Editorial: Communication key in emergency
Throwing a lifeline to Massachusetts families that find themselves homeless is how we want state government to react, swiftly and with compassion.
But unless there is clear communication between the state and the communities that play host to these new residents, it can create a situation that feels more like the state is handing off a problem rather than extending a helping hand.
And everyone can feel they’ve been left adrift, from the families that are navigating their own situation in what can be extremely unfamiliar surroundings to the community that welcomes them.

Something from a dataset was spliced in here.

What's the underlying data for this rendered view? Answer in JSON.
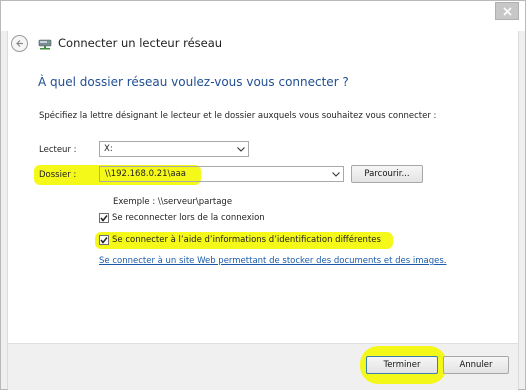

We don’t know how much of a heads up Greenfield got from the state about the influx of families it sent to two Greenfield hotels, but from last week’s Recorder story, we’d say not much. If there’s one thing we are comfortable saying is that Greenfield Mayor William Martin doesn’t use the word “crisis” lightly. Yet that’s how he chose to describe the sudden, emergency placement of some 60 families in Greenfield and the impact on the schools.
As Greenfield Public School Superintendent Susan Hollins said, “Every school system can surely absorb some students in homeless circumstances and would do so willingly. The number of students coming to Greenfield in such a short time with no pre-notice for planning and no funding is very challenging.”
And that’s part of the rub. In an area that continues to try to find solid economic footing, where there are budgetary constraints that have put pressure on existing programs and services, the unexpected addition of 50 to 100 students within the school system has a significant impact. Hollins: “people are relocated from their support systems and health care providers.”
Beyond the immediate impact on the schools, Martin also questions what kind of effect this will have on the educational data coming out of the Greenfield and the state’s analysis of those figures.
For Greenfield, these are legitimate questions and concerns.
Better communication from the state Department of Housing and Community Development with Greenfield would have gone a long way in preventing the misgivings and concerns that now exist. We’d also suggest that the DHCD should keep the Department of Elementary and Secondary Education informed about the placement of large number of families from one community to another.
Again, this isn’t a complaint about the state pulling families from the depths of homelessness.
But if we’re to serve as a lifeboat for the state’s homeless families, a timely message from the bridge would be in order ... we wouldn’t want the extra passengers to endanger our schools’ survival.